What Does This Mean to the Business Owner?

This means two simple things. First, if you are fully insured: Your carrier is worrying about the costs of the deferred treatment from 2020, the complications from ignored/avoided care of existing diseases and conditions, and the increased seriousness of identified-too-late conditions also do to 2020 care avoidance. Second, your carrier will have to pay the COVID-incentive costs of claims for everyone who does contract the disease, so they’re adding that cost to your premium.

What the business owner with, say, 10 or more employees on his/her health plan should ask is, “How generally healthy do I think my employees are?” You typically know the answers to these kinds of questions:

1. Is my workforce younger or older than the average?
2. Are more than a quarter of my employees obese? (probably the most dangerous condition from a COVID perspective)
3. DO I know offhand of any serious conditions – COPD, cardiac problems, pulmonary (lung) problems, etc.?

If the answer to the questions above are 1) younger, 2) no, and 3) no, then you ought to do a serious evaluation of your ability to save money by “sharing risk” with an insurer.

Another term for that risk sharing is “partial self-funding,” and it is a proven practice that too few businesses take advantage of. Particularly in Massachusetts, where we have primarily non-profit carriers of high quality competing for your business.

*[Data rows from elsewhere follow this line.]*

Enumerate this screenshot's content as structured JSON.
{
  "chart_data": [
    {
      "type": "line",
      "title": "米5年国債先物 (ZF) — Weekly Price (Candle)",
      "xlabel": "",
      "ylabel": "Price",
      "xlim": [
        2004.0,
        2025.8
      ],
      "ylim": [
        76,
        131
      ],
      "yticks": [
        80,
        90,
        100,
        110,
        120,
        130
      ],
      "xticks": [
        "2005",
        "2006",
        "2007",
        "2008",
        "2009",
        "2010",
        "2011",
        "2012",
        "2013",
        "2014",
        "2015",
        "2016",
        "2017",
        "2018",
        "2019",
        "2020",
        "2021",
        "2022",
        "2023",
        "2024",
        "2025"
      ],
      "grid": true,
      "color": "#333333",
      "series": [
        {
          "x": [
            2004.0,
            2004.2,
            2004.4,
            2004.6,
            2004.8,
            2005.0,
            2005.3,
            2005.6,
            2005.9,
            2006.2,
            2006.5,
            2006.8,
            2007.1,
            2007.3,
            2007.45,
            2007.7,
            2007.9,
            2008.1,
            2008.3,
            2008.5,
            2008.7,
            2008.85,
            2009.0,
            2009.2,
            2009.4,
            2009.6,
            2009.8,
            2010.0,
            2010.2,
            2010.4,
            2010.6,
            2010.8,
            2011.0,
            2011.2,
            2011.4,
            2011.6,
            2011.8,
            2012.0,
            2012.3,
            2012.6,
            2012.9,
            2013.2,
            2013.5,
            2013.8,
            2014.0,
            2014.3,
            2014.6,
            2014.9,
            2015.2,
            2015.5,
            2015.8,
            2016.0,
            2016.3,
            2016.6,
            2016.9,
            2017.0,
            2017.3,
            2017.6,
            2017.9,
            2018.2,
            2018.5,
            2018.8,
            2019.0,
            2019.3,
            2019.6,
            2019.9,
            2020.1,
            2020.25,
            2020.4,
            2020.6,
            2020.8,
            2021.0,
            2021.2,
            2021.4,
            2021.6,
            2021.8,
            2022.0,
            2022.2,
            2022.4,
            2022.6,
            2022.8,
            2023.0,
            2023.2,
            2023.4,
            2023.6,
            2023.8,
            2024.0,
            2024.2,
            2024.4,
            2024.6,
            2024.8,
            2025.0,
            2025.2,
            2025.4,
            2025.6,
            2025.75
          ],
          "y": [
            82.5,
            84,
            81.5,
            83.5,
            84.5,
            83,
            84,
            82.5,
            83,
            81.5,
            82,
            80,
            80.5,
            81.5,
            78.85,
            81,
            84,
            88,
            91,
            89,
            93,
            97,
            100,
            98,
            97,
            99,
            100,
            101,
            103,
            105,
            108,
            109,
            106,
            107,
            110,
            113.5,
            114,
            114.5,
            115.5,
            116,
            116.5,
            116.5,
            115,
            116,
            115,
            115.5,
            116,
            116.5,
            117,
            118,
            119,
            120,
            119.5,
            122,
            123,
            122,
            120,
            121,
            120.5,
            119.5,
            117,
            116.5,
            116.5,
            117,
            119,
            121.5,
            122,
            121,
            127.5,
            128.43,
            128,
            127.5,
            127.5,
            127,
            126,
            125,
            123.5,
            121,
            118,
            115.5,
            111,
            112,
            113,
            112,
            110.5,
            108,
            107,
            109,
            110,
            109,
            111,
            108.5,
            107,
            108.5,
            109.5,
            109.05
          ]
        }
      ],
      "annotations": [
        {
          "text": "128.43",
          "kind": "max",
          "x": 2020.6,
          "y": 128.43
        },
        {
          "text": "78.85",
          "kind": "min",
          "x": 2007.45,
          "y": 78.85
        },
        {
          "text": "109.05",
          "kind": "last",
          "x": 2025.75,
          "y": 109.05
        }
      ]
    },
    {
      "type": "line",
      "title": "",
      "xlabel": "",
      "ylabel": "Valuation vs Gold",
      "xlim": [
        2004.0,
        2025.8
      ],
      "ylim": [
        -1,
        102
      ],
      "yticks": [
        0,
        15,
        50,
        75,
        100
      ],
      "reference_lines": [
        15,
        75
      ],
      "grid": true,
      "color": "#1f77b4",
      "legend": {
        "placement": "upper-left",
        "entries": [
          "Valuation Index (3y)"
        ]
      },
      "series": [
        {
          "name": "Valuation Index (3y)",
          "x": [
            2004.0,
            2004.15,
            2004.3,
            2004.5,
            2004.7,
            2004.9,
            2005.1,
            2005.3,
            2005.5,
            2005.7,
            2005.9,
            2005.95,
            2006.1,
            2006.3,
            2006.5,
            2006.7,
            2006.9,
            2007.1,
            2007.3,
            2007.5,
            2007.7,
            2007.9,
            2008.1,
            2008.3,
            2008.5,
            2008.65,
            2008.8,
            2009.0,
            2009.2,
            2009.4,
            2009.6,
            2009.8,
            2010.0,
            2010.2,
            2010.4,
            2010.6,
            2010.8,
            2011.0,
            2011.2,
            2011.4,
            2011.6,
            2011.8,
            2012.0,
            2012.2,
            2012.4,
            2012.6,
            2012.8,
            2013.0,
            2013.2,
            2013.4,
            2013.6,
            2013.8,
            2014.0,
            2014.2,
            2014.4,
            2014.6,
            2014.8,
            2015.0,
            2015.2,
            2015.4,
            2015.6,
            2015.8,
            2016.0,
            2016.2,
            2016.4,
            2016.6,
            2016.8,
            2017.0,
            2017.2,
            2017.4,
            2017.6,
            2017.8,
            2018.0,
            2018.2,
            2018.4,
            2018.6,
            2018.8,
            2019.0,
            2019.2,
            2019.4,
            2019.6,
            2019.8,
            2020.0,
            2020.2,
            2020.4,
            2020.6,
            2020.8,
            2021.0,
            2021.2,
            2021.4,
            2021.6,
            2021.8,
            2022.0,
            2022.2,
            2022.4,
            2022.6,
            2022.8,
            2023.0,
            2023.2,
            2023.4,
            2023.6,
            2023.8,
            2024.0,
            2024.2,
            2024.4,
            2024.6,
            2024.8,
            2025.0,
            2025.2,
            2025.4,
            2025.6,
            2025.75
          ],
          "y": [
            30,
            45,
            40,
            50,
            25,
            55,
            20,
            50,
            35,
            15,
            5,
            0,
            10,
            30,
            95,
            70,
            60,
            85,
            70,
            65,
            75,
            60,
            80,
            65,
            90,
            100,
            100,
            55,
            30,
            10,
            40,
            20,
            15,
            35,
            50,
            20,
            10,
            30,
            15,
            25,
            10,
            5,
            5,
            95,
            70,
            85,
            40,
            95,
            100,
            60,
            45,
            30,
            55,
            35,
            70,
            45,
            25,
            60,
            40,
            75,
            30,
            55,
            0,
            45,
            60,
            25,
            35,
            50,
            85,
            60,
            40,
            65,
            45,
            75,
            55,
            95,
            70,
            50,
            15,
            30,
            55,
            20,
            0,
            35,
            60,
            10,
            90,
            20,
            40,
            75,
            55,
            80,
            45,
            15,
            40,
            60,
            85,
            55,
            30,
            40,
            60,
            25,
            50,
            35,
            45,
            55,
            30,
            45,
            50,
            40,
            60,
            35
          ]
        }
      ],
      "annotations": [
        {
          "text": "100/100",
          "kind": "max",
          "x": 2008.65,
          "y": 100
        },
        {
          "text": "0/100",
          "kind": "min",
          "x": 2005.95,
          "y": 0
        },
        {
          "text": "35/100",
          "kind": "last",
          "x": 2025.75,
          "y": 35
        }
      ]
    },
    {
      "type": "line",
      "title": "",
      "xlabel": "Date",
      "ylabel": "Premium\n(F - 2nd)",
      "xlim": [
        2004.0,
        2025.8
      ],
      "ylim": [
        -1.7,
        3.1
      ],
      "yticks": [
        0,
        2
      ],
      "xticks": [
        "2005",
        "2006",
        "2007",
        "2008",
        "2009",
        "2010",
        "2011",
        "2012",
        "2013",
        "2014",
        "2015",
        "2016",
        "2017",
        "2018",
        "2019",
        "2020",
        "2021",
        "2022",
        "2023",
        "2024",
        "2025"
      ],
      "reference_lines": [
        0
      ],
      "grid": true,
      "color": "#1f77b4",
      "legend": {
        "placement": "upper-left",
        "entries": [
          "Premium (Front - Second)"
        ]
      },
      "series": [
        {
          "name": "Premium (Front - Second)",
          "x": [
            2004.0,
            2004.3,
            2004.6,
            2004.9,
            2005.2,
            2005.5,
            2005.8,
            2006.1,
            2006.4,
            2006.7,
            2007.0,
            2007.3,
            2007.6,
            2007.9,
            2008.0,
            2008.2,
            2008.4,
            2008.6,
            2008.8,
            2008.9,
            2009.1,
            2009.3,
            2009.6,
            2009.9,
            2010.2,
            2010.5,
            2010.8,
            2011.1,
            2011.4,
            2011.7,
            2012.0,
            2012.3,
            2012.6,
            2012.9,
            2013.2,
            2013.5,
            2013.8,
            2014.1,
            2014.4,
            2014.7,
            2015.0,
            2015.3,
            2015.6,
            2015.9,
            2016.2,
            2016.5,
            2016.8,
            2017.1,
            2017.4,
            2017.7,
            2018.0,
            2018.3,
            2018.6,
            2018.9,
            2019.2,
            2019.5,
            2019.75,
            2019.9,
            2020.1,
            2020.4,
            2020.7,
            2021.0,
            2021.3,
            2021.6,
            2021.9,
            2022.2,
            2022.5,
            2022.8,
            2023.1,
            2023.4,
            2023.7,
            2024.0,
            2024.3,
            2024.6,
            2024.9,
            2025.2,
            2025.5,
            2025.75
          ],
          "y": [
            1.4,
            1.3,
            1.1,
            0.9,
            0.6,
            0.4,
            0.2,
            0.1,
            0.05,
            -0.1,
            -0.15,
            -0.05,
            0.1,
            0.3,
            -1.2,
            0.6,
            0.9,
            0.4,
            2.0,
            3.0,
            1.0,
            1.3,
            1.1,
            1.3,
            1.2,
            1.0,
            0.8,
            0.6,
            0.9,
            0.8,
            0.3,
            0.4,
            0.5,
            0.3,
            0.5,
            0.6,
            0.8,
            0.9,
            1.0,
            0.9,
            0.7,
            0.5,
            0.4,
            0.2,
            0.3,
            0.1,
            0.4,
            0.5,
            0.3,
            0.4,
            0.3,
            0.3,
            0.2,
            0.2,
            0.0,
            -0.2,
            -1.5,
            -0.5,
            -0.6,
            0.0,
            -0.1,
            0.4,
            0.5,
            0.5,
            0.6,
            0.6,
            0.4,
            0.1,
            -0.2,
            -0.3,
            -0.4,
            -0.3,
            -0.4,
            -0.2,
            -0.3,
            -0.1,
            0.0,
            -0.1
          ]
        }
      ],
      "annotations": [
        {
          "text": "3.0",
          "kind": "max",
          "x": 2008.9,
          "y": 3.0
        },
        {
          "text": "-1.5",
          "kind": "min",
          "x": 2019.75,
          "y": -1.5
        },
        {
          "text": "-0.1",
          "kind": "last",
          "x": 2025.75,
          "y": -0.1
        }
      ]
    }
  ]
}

Depending on your size, you can have a plan that is no more difficult to administer than a traditional fully insured plan (that is, you get a flat bill every month).

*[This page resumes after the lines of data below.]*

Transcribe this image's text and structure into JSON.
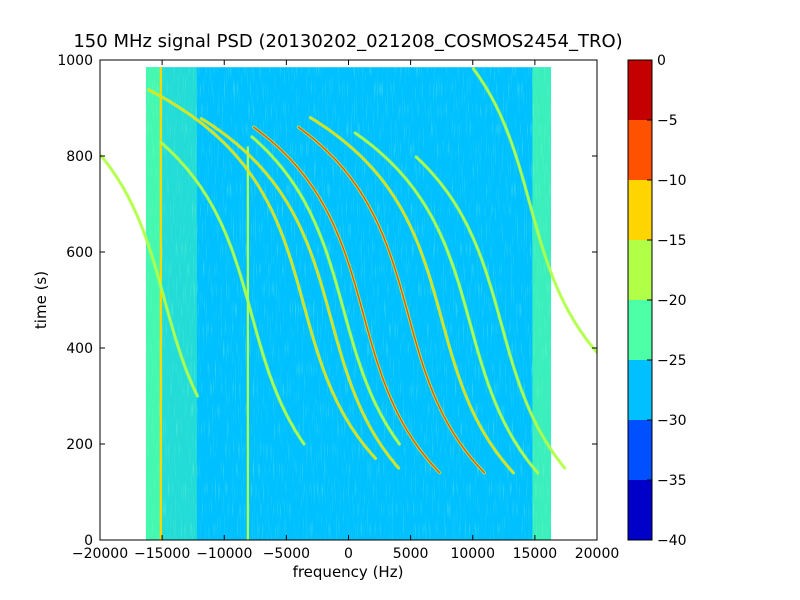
{
  "chart_data": {
    "type": "heatmap",
    "title": "150 MHz signal PSD (20130202_021208_COSMOS2454_TRO)",
    "xlabel": "frequency (Hz)",
    "ylabel": "time (s)",
    "xlim": [
      -20000,
      20000
    ],
    "ylim": [
      0,
      1000
    ],
    "xticks": [
      -20000,
      -15000,
      -10000,
      -5000,
      0,
      5000,
      10000,
      15000,
      20000
    ],
    "xtick_labels": [
      "−20000",
      "−15000",
      "−10000",
      "−5000",
      "0",
      "5000",
      "10000",
      "15000",
      "20000"
    ],
    "yticks": [
      0,
      200,
      400,
      600,
      800,
      1000
    ],
    "ytick_labels": [
      "0",
      "200",
      "400",
      "600",
      "800",
      "1000"
    ],
    "data_extent": {
      "x": [
        -16300,
        16300
      ],
      "y": [
        0,
        985
      ]
    },
    "background_level_db": -27,
    "band_edge_level_db": -22,
    "colorbar": {
      "levels": [
        -40,
        -35,
        -30,
        -25,
        -20,
        -15,
        -10,
        -5,
        0
      ],
      "tick_labels": [
        "−40",
        "−35",
        "−30",
        "−25",
        "−20",
        "−15",
        "−10",
        "−5",
        "0"
      ],
      "colors": [
        "#0000c8",
        "#0050ff",
        "#00c0ff",
        "#4dffa6",
        "#b2ff48",
        "#ffd500",
        "#ff5200",
        "#c50000"
      ]
    },
    "vertical_lines": [
      {
        "freq": -15100,
        "t_start": 0,
        "t_end": 985,
        "level_db": -14
      },
      {
        "freq": -8100,
        "t_start": 0,
        "t_end": 820,
        "level_db": -17
      }
    ],
    "doppler_tracks": [
      {
        "t_center": 470,
        "f_center": -7800,
        "t_start": 200,
        "t_end": 830,
        "level_db": -16
      },
      {
        "t_center": 490,
        "f_center": -3600,
        "t_start": 170,
        "t_end": 940,
        "level_db": -15
      },
      {
        "t_center": 460,
        "f_center": -1400,
        "t_start": 150,
        "t_end": 880,
        "level_db": -14
      },
      {
        "t_center": 470,
        "f_center": 1200,
        "t_start": 140,
        "t_end": 860,
        "level_db": -8
      },
      {
        "t_center": 480,
        "f_center": -400,
        "t_start": 200,
        "t_end": 840,
        "level_db": -16
      },
      {
        "t_center": 470,
        "f_center": 4800,
        "t_start": 140,
        "t_end": 860,
        "level_db": -8
      },
      {
        "t_center": 460,
        "f_center": 7500,
        "t_start": 140,
        "t_end": 880,
        "level_db": -13
      },
      {
        "t_center": 450,
        "f_center": 9800,
        "t_start": 140,
        "t_end": 850,
        "level_db": -16
      },
      {
        "t_center": 450,
        "f_center": 12300,
        "t_start": 150,
        "t_end": 800,
        "level_db": -18
      },
      {
        "t_center": 700,
        "f_center": 14600,
        "t_start": 350,
        "t_end": 985,
        "level_db": -17
      },
      {
        "t_center": 500,
        "f_center": -14800,
        "t_start": 300,
        "t_end": 800,
        "level_db": -16
      }
    ]
  }
}
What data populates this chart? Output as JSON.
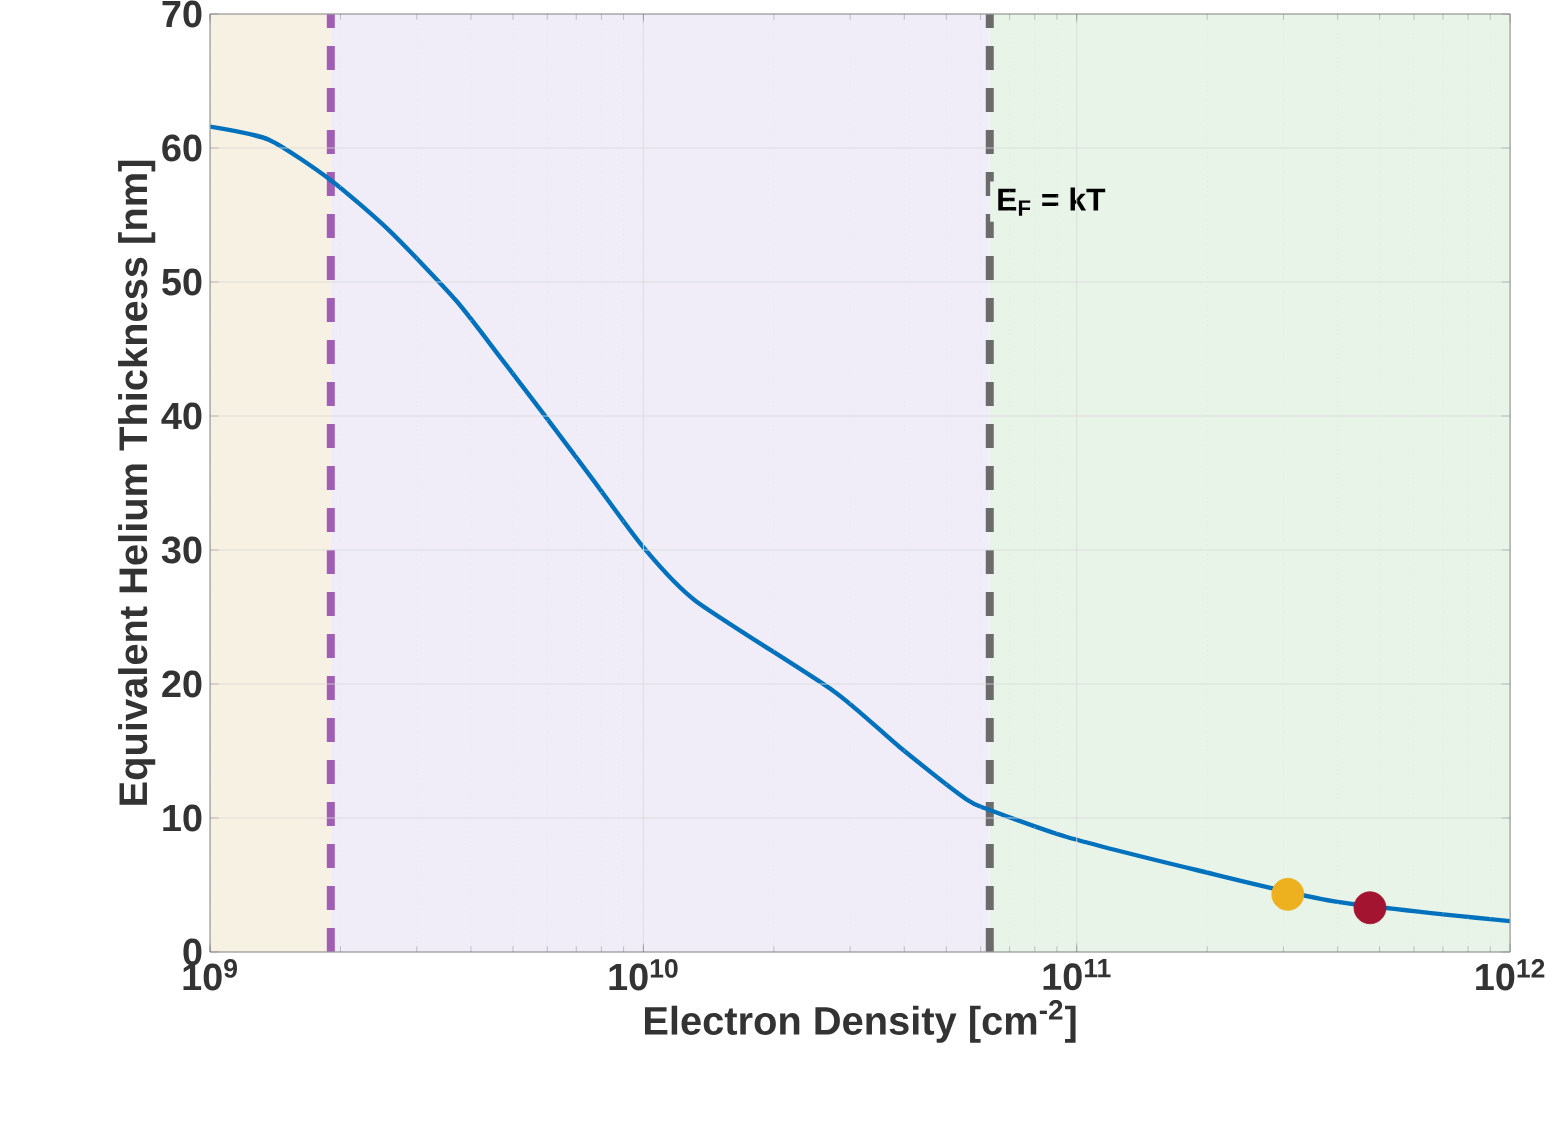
{
  "chart_data": {
    "type": "line",
    "xlabel": "Electron Density [cm$^{-2}$]",
    "ylabel": "Equivalent Helium Thickness [nm]",
    "log": "x",
    "grid": true,
    "line_style": "solid",
    "marker": "none",
    "xlim": [
      1000000000.0,
      1000000000000.0
    ],
    "ylim": [
      0,
      70
    ],
    "xticks": [
      {
        "value": 1000000000.0,
        "label": "10$^{9}$"
      },
      {
        "value": 10000000000.0,
        "label": "10$^{10}$"
      },
      {
        "value": 100000000000.0,
        "label": "10$^{11}$"
      },
      {
        "value": 1000000000000.0,
        "label": "10$^{12}$"
      }
    ],
    "yticks": [
      0,
      10,
      20,
      30,
      40,
      50,
      60,
      70
    ],
    "series": [
      {
        "color": "#0072bd",
        "x": [
          1000000000.0,
          1370000000.0,
          1900000000.0,
          2600000000.0,
          3700000000.0,
          4670000000.0,
          5900000000.0,
          7670000000.0,
          10000000000.0,
          13200000000.0,
          27400000000.0,
          39000000000.0,
          55600000000.0,
          63000000000.0,
          94500000000.0,
          190000000000.0,
          390000000000.0,
          1000000000000.0
        ],
        "values": [
          61.6,
          60.6,
          57.6,
          53.8,
          48.6,
          44.4,
          40.1,
          35.2,
          30.2,
          26.2,
          19.5,
          15.3,
          11.4,
          10.6,
          8.6,
          6.1,
          3.8,
          2.3
        ]
      },
      {
        "type": "scatter",
        "marker": "circle",
        "color": "#edb120",
        "x": [
          307000000000.0
        ],
        "values": [
          4.3
        ]
      },
      {
        "type": "scatter",
        "marker": "circle",
        "color": "#a2142f",
        "x": [
          475000000000.0
        ],
        "values": [
          3.3
        ]
      }
    ],
    "bands": [
      {
        "axis": "x",
        "from": 1000000000.0,
        "to": 1900000000.0,
        "color": "#f7f1e3"
      },
      {
        "axis": "x",
        "from": 1900000000.0,
        "to": 63000000000.0,
        "color": "#f1edf8"
      },
      {
        "axis": "x",
        "from": 63000000000.0,
        "to": 1000000000000.0,
        "color": "#e8f4e8"
      }
    ],
    "ref_lines": [
      {
        "axis": "x",
        "value": 1900000000.0,
        "color": "#a05fb5",
        "line_style": "dashed"
      },
      {
        "axis": "x",
        "value": 63000000000.0,
        "color": "#6b6b6b",
        "line_style": "dashed",
        "label": "E$_{F}$ = kT"
      }
    ]
  }
}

The only functional difference between a risk sharing plan and a traditional fully insured plan is that

  • if you incur more claims than you funded, no problem. The carrier eats it.
  • If you incur lower claims than you funded, good news – some or all of it is returned to you in the following plan year.

While I/we have immense respect for the carriers we work with, the fact is that they, like you, are more concerned about their bottom line than they are about your bottom line. By sharing in the risk you help to reduce the amount of money the carrier removes from your business.

It’s easy to evaluate, a more accurate evaluation of your possible risk than previously used, and the process of implementation is far simpler than it ever has been.

Given the overpayment for the COVID risk that EVERY fully insured employer faces, deciding to NOT INVESTIGATE this possible solution is about the same as shredding your money.